- #36
sophiecentaur
Science Advisor
Gold Member
- 29,591
- 7,177
schip666! said:I decided against the "can I really see violet" experiment due to both practical and philosophical difficulties. But I did look at the macaque data in the previously ref'ed paper (Table 1. in http://www.ncbi.nlm.nih.gov/pmc/articles/PMC1192171/pdf/jphysiol00526-0162.pdf) and believe that it indicates a small up-blip for red-cone sensitivity in the far blue meaning that there may be significant differences in the 3-space signals (combined with green response) to either side of "pure" blue. Still would be nice to see the human-Nature paper, but who am I to ask...
Some of this discussion may be off-point due to conflation of magenta and violet -- and whatever happened to "indigo" which was previously touted to be out there beyond violet? Magenta is a _non-spectral_ color and is produced by exciting blue and red cones near both their peaks. Violet is spectral and does -- in theory -- have a specific wavelength somewhat below 400nm. One of my philosophical difficulties with experimenting was that I have no idea how to point to the actual BLUE stripe from a prism in order to say that there is something I see on the other side. I suppose that could be solved with a spectrometer...but I can't get that at the library either.
I also noticed -- finally -- that the two response graphs on the wiki pages (color vision, color space) have different vertical scales. The vision one mumbles something about being linear and seems to be normalized, whereas the space one (which shows the red-blip) is clearly log. So maybe we've been talking about the same thing all along.
As to seeing color change into the IR, the tabular data and wiki graphs both indicate that green and blue sensors level out as the red tails off. So I presume all one sees is a gradual dimming of red rather than a color shift.
Do you not see the difference between a curve that gives the sensitivity of each receptor to a set of wavelengths and a curve that shows the way that human colour vision MATCHES a colour to one which which has been synthesised with three standard phosphors? Try to think out of the box!
@I like serena
Violet is an exceptional 'colour', in that it lies outside the gamut of most phosphor triads. Consequently, it cannot actually be synthesised on a TV screen or by any other normal colour syntheses. It is a bad example because we actually 'see' violet very seldom. The violet we see is mostly a very desaturated magenta and not spectral violet at all. If you try to look at the (spectral) violet in a rainbow, it it very low luminance and is lost in the white / blue background of the clouds /sky.
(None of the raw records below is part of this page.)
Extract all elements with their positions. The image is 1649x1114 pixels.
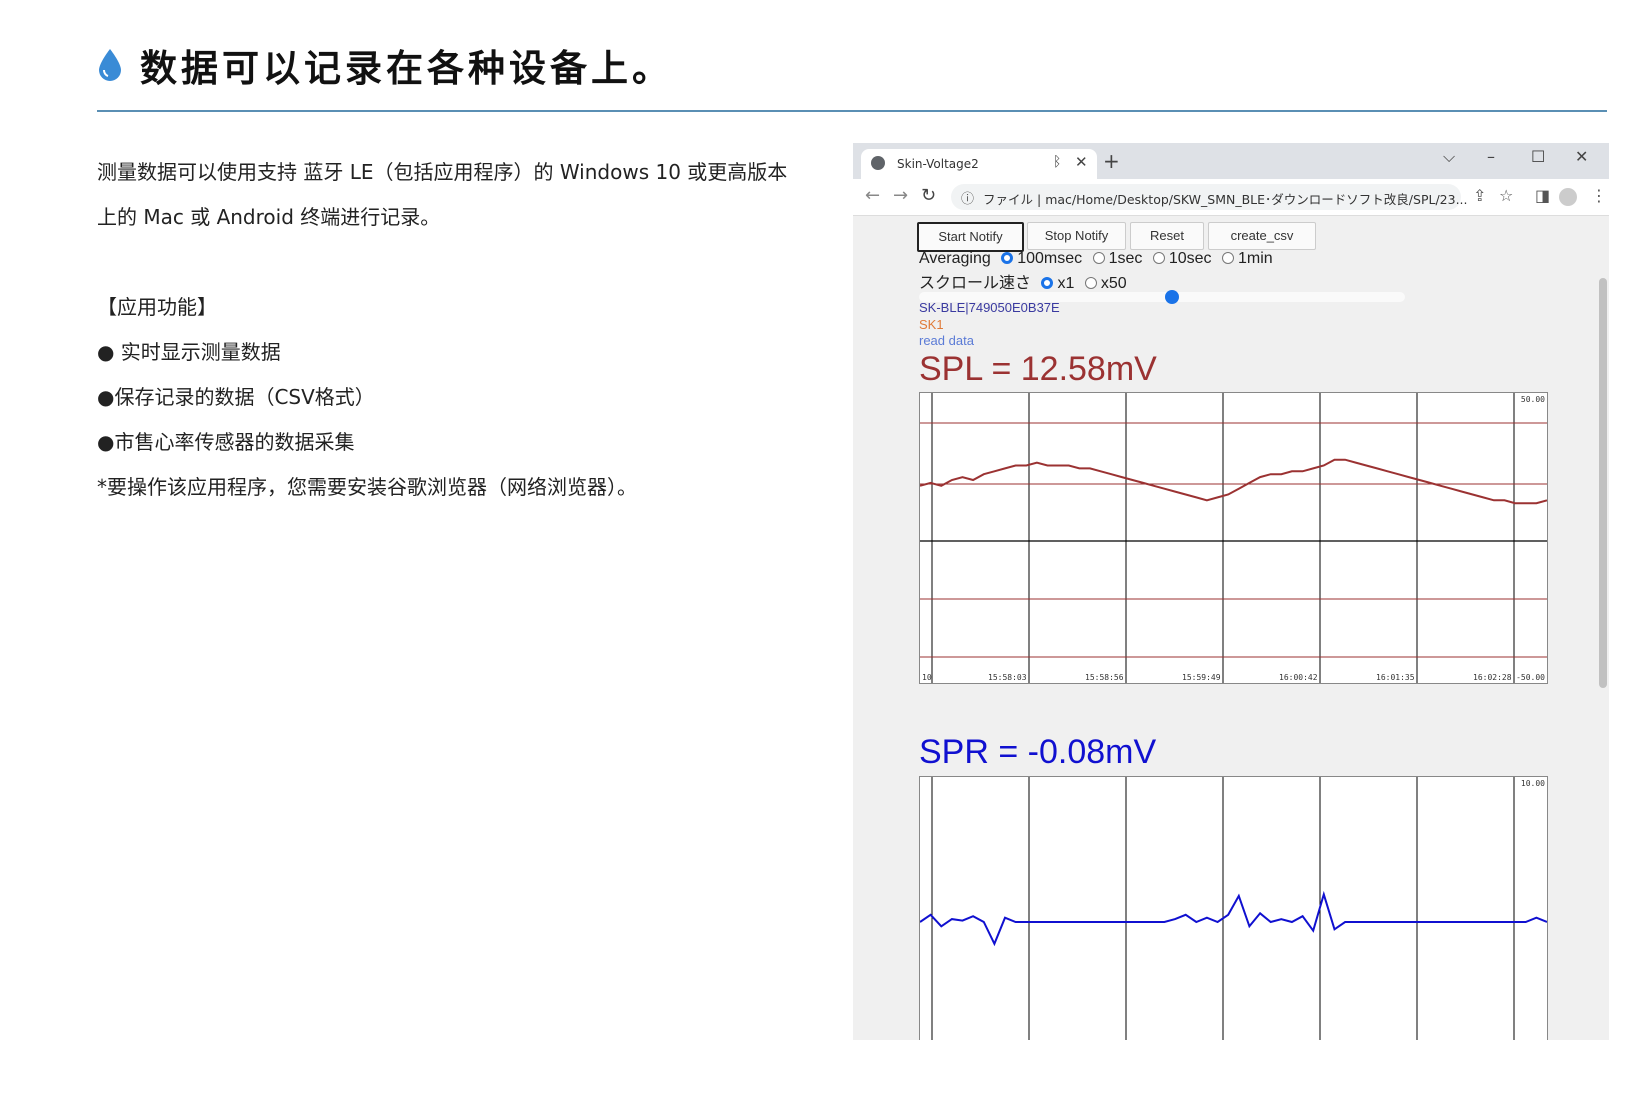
address-url: mac/Home/Desktop/SKW_SMN_BLE･ダウンロードソフト改良… [1045,192,1468,207]
series-line [920,458,1547,505]
side-panel-icon[interactable]: ◨ [1535,186,1550,205]
feature-item: ● 实时显示测量数据 [97,340,281,364]
share-icon[interactable]: ⇪ [1473,186,1486,205]
x-first-label: 10 [922,673,932,682]
start-notify-button[interactable]: Start Notify [917,222,1024,252]
device-name: SK-BLE|749050E0B37E [919,300,1060,315]
water-drop-icon [99,49,121,81]
description: 测量数据可以使用支持 蓝牙 LE（包括应用程序）的 Windows 10 或更高… [97,150,817,510]
averaging-label: Averaging [919,250,991,267]
series-line [920,890,1547,947]
back-icon[interactable]: ← [865,185,880,206]
spr-readout: SPR = -0.08mV [919,733,1157,771]
address-prefix: ファイル [983,192,1034,207]
spl-chart: 50.00 -50.00 10 15:58:03 15:58:56 15:59:… [919,392,1548,684]
feature-item: ●市售心率传感器的数据采集 [97,430,355,454]
close-tab-icon[interactable]: ✕ [1075,153,1088,171]
slider-thumb[interactable] [1164,290,1179,304]
features-note: *要操作该应用程序，您需要安装谷歌浏览器（网络浏览器）。 [97,475,637,499]
page-content: Start Notify Stop Notify Reset create_cs… [853,216,1609,1040]
divider [97,110,1607,112]
minimize-button[interactable]: – [1487,147,1495,166]
x-tick-label: 16:02:28 [1473,673,1512,682]
radio-label: 100msec [1017,250,1083,267]
page-title: 数据可以记录在各种设备上。 [140,47,673,90]
y-max-label: 10.00 [1520,779,1545,788]
x-tick-label: 16:00:42 [1279,673,1318,682]
sensor-name: SK1 [919,317,944,332]
browser-toolbar: ← → ↻ ⓘ ファイル | mac/Home/Desktop/SKW_SMN_… [853,179,1609,216]
scroll-speed-label: スクロール速さ [919,275,1032,292]
averaging-row: Averaging 100msec 1sec 10sec 1min [919,250,1273,268]
radio-label: 1sec [1108,250,1143,267]
radio-label: 1min [1238,250,1273,267]
bluetooth-icon: ᛒ [1053,154,1062,170]
address-bar[interactable]: ⓘ ファイル | mac/Home/Desktop/SKW_SMN_BLE･ダウ… [951,184,1467,210]
x-tick-label: 15:59:49 [1182,673,1221,682]
browser-window: Skin-Voltage2 ᛒ ✕ + ⌵ – ☐ ✕ ← → ↻ ⓘ ファイル… [853,143,1609,1040]
new-tab-button[interactable]: + [1103,149,1120,173]
browser-tab[interactable]: Skin-Voltage2 ᛒ ✕ [861,149,1097,179]
spl-readout: SPL = 12.58mV [919,350,1157,388]
stop-notify-button[interactable]: Stop Notify [1027,222,1126,250]
tab-strip: Skin-Voltage2 ᛒ ✕ + ⌵ – ☐ ✕ [853,143,1609,179]
create-csv-button[interactable]: create_csv [1208,222,1316,250]
radio-1sec[interactable] [1092,251,1105,264]
spr-plot-svg [920,777,1547,1040]
status-text: read data [919,333,974,348]
intro-line-2: 上的 Mac 或 Android 终端进行记录。 [97,205,441,229]
scroll-speed-row: スクロール速さ x1 x50 [919,269,1127,293]
radio-1min[interactable] [1222,251,1234,264]
features-title: 【应用功能】 [97,295,217,319]
radio-10sec[interactable] [1152,251,1165,264]
reset-button[interactable]: Reset [1130,222,1204,250]
menu-kebab-icon[interactable]: ⋮ [1591,186,1607,205]
scrollbar[interactable] [1597,216,1609,1040]
spl-plot-svg [920,393,1547,683]
maximize-button[interactable]: ☐ [1531,147,1545,166]
profile-avatar[interactable] [1559,188,1577,206]
y-min-label: -50.00 [1516,673,1545,682]
tab-title: Skin-Voltage2 [897,157,979,171]
forward-icon[interactable]: → [893,185,908,206]
x-tick-label: 16:01:35 [1376,673,1415,682]
radio-label: x1 [1057,275,1075,292]
info-icon[interactable]: ⓘ [961,188,974,207]
scrollbar-thumb[interactable] [1599,278,1607,688]
y-max-label: 50.00 [1520,395,1545,404]
bookmark-star-icon[interactable]: ☆ [1499,186,1513,205]
radio-label: x50 [1100,275,1127,292]
reload-icon[interactable]: ↻ [921,185,936,206]
intro-line-1: 测量数据可以使用支持 蓝牙 LE（包括应用程序）的 Windows 10 或更高… [97,160,788,184]
radio-label: 10sec [1168,250,1212,267]
feature-item: ●保存记录的数据（CSV格式） [97,385,375,409]
x-tick-label: 15:58:56 [1085,673,1124,682]
tab-search-icon[interactable]: ⌵ [1443,147,1455,167]
x-tick-label: 15:58:03 [988,673,1027,682]
spr-chart: 10.00 [919,776,1548,1040]
close-window-button[interactable]: ✕ [1575,147,1588,166]
radio-100msec[interactable] [1001,251,1014,264]
section-heading: 数据可以记录在各种设备上。 [96,38,673,92]
radio-x50[interactable] [1084,276,1097,289]
radio-x1[interactable] [1041,276,1054,289]
globe-icon [871,156,885,170]
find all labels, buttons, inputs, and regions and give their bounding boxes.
To see a synthesised violet you would need a phosphor that is already violet - you couldn't do it with a normal RGB set of phosphors and 'Ultra Violet' is, by definition, invisible and wouldn't register on any of out sensors.
I assume you accept my argument about the synthesis of Yellow, as an example - so you can see how violet isn't included in any practical system.
Colours that lie outside the gamut of colour TV phosphors are all reproduced as colours lying on the perimeter of the triangle. If you look at crowd scenes, you will notice an awful lot of brightly coloured clothes that appear to be of the same colour (rain jackets at a tennis match, for instance). They aren't all really the same colour in the original scene but the TV system gives them all the same CIE coordinates on the TV screen, which is the best it can do. Violet is never shown, any more than a really saturated orange or yellow.
Also, we really do see the violet when we look at spectral violet. It's not "fooling" our sensors - what we get from the three of them is a combination of three signals that is unique to spectral violet. Violet (and saturated spectral red) are the only two colours that will only match to their own monochromatic wavelength. We can "fool" our eyes pretty well about other spectral colours.
"Fooling" is not the word to apply to the analysis of our eyes. All we do is put lots of spectral patterns into the same 'memory compartment" and group them as the same colour. Like I said already - our eye is not a spectrometer - it just gives us a very crude analysis of the spectra we see, using just three parameters. Nature never knowingly does more than it needs to. What would we do with a spectral plot of everything we saw? Would it be of any more use to us than 'YUV' values?